My opinion may not be worth much at this point, but I will offer it anyway. It goes back to the questions I just asked. Different messages and circumstances will be best served by different approaches. The objective is to best communicate the truth. In either of the first two cases, one must take care to choose appropriately passages that do support the truth being conveyed. Too often we misappropriate text to make our point that in its context actually has nothing to do with what we are saying. When we do this, we damage our credibility with those astute enough to take note of the error or who discover it later. This strengthens the argument for what we call expository preaching, wherein we follow the text and explain its meaning verse by verse. Note to my educated pastor friends, I’m being intentionally high-level here.
I tend to use a blend. I may start out with a topic and a passage that I believe to support it, but I will include as much as is practical the context and will always endeavor to explain that which we do not have the time to cover in depth.
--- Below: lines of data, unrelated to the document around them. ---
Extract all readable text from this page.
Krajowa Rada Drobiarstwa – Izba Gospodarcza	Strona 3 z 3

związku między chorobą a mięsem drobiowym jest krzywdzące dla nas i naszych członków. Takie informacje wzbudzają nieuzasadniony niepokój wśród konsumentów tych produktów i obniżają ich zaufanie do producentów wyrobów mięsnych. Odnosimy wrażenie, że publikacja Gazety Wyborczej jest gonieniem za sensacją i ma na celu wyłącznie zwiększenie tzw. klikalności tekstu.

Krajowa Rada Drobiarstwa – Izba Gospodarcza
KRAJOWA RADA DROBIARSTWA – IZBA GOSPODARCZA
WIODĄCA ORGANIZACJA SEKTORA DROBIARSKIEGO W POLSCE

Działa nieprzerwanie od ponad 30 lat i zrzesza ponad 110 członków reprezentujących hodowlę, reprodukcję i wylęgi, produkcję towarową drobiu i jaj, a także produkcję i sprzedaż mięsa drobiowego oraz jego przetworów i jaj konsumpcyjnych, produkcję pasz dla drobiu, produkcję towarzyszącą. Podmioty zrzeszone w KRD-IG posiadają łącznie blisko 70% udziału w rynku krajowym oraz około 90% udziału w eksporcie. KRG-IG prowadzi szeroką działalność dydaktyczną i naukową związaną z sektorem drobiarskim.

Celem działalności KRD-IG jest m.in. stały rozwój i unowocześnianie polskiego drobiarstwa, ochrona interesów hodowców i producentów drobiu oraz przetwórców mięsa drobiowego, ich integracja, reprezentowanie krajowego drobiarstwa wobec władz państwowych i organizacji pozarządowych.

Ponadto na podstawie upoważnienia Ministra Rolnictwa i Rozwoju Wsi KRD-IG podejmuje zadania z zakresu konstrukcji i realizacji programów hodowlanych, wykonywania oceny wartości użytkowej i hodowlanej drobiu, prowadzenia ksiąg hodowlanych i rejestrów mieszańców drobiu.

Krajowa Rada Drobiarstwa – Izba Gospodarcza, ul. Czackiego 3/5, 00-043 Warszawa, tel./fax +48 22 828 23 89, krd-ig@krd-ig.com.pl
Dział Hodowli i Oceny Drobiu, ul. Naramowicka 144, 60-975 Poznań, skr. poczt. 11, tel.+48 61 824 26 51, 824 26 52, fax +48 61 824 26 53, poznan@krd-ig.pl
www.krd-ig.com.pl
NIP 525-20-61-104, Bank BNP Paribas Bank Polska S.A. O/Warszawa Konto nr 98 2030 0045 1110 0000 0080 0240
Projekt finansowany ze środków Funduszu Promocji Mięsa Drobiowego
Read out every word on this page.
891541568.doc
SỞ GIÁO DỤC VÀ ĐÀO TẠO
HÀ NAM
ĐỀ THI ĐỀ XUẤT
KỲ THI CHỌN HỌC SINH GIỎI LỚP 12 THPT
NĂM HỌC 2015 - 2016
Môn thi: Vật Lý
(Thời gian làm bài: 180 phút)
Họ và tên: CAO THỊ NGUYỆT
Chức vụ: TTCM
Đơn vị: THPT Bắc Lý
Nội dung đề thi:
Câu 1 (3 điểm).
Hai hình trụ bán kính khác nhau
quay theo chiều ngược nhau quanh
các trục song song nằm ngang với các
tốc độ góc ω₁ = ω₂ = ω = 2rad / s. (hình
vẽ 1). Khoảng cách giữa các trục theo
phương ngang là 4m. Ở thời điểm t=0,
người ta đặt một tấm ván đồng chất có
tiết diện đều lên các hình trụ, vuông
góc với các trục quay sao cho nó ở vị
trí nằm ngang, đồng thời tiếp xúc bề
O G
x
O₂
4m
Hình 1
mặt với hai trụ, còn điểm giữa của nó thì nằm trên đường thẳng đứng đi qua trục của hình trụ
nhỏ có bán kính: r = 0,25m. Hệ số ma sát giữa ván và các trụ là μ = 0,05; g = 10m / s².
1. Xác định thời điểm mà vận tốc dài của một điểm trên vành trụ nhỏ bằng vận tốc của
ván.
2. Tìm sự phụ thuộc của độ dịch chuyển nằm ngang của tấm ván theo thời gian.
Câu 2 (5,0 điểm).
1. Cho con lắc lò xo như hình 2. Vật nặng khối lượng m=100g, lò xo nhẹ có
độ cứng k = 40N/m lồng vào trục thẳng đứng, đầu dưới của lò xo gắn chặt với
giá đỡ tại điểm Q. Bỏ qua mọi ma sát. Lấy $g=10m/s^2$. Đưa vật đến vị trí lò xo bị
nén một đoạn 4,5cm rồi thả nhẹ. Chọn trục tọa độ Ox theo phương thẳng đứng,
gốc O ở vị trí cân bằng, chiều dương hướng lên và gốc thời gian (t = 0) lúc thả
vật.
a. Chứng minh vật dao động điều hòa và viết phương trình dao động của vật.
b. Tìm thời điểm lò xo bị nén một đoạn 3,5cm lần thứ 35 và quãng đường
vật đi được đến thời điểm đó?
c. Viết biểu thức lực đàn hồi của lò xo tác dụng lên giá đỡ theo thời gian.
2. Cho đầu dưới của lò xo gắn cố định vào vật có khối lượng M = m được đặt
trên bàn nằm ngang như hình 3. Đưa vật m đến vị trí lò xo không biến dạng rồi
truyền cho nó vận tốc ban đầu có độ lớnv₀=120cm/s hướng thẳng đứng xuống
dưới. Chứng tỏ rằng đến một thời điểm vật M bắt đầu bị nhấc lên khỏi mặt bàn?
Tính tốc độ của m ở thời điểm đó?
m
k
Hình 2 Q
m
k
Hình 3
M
I have in some cases ended up with an entirely different subject matter because I discovered that the passage I chose really did not say what I assumed or had been taught that it did. Today I wrapped up a message that turned into three messages because I felt it necessary to follow the passage to it’s proper conclusion point rather than stop at a place where Jesus clearly did not. It is certainly appropriate and exemplified within the scripture itself to pull from other parts that bolster the teaching found in the main passage.
As for using no scripture at all, truth is truth, but if we claim the Bible as our source then we had better be able to back up what we say with something that it says. I think there are cases when using biblical truths without immediately revealing their source may serve to soften hearts that might otherwise reject what is being said, but I do not believe this is generally appropriate for a preacher in a church setting. In so doing, we may speak the truth, but we have failed not only to back it up but also to instruct others in the use of scripture to discover the truth for themselves. The latter may be the greater failure because we are to make disciples. People who must always be fed will not grow to become members of a healthy church that is doing its job. We have also diminished by example that which explains the foundation for all that we believe. This will result in followers easily misled by anyone who can make an eloquent case, and we may find that we ourselves have been misled. The Word of God must be our standard.